Starting Nmap 7.12 ( https://nmap.org ) at 2016-12-08 01:33 CST
sendto in send_ip_packet_sd: sendto(5, packet, 44, 0, 192.168.100.131, 16) => Operation not permitted
Offending packet: TCP 192.168.100.1:38593 > 192.168.100.131:143 S ttl=53 id=5409 iplen=44 seq=3581424515 win=1024 <mss 1460>
sendto in send_ip_packet_sd: sendto(5, packet, 44, 0, 192.168.100.2, 16) => Operation not permitted
no errors, normal nmap output
I've also posted this info to LKML, CC the committers, with the same subject, no replies yet.
Fedora 23 changed to end-of-life (EOL) status on 2016-12-20. Fedora 23 is
no longer maintained, which means that it will not receive any further
security or bug fix updates. As a result we are closing this bug.
If you can reproduce this bug against a currently maintained version of
Fedora please feel free to reopen this bug against that version. If you
are unable to reopen this bug, please file a new report against the
current release. If you experience problems, please add a comment to this
Thank you for reporting this bug and we are sorry it could not be fixed.
Bug remains in F24, which I just upgraded to. LKML guys have seen my bug request and are looking into it. I will report back.
LKML guys have come up with a patch and added it to 4.8-stable review, as per the following:
[PATCH 4.8 83/85] Revert "netfilter: nat: convert nat bysrc hash to rhashtable"
[PATCH 4.8 84/85] Revert "netfilter: move nat hlist_head to nf_conn"
They simply reverted the 2 commits I bisected to. They say a "real" fix has been done in 4.9.
I suppose this will roll around into F24's kernel errata eventually and then we can close this bz?

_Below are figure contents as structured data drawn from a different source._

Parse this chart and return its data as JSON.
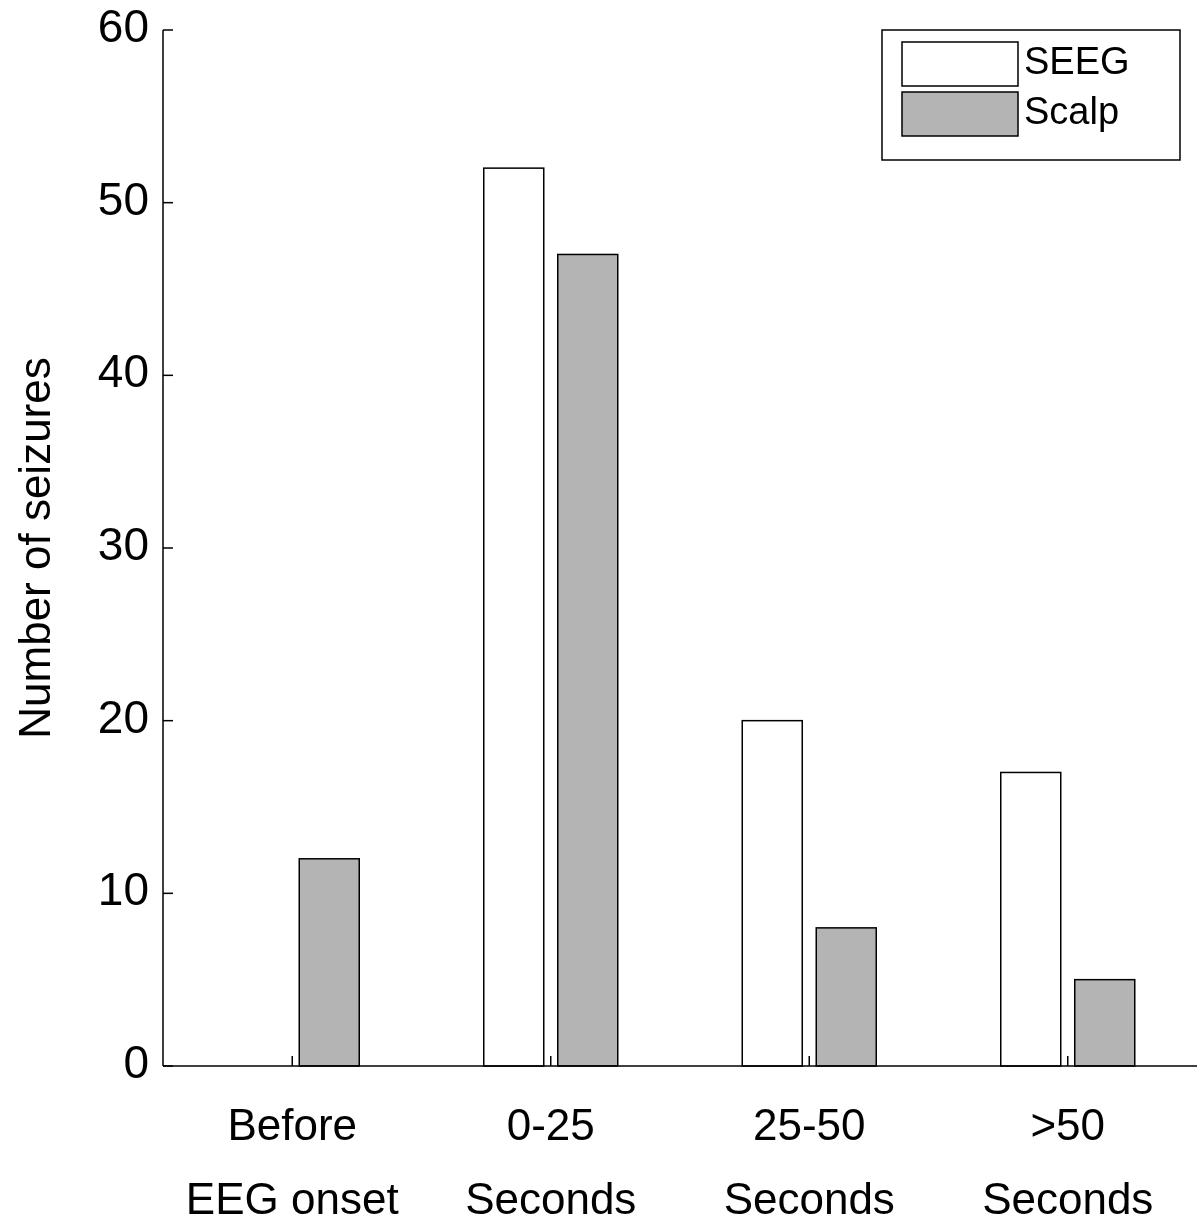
{
  "chart_data": {
    "type": "bar",
    "ylabel": "Number of seizures",
    "categories": [
      "Before\nEEG onset",
      "0-25\nSeconds",
      "25-50\nSeconds",
      ">50\nSeconds"
    ],
    "series": [
      {
        "name": "SEEG",
        "color": "#ffffff",
        "values": [
          0,
          52,
          20,
          17
        ]
      },
      {
        "name": "Scalp",
        "color": "#b4b4b4",
        "values": [
          12,
          47,
          8,
          5
        ]
      }
    ],
    "ylim": [
      0,
      60
    ],
    "yticks": [
      0,
      10,
      20,
      30,
      40,
      50,
      60
    ],
    "legend": "top right",
    "grid": false
  }
}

FYI, I found this ticket in my quest to resolve the same issues I was seeing with nmap - albeit on a different Linux 4.8 distribution. Cross-linking to http://unix.stackexchange.com/q/337082/83846, in case the details there are helpful for anyone else experiencing this. Looking forward for 4.9 to become officially available on our respective distributions!
As of kernel 4.9.5-100.fc24.x86_64 this bug is fixed. Apparently the LKML guys have tweaked the 4.8 stable to fix this bug as well, but I have not tested that. Closing bug. Thanks!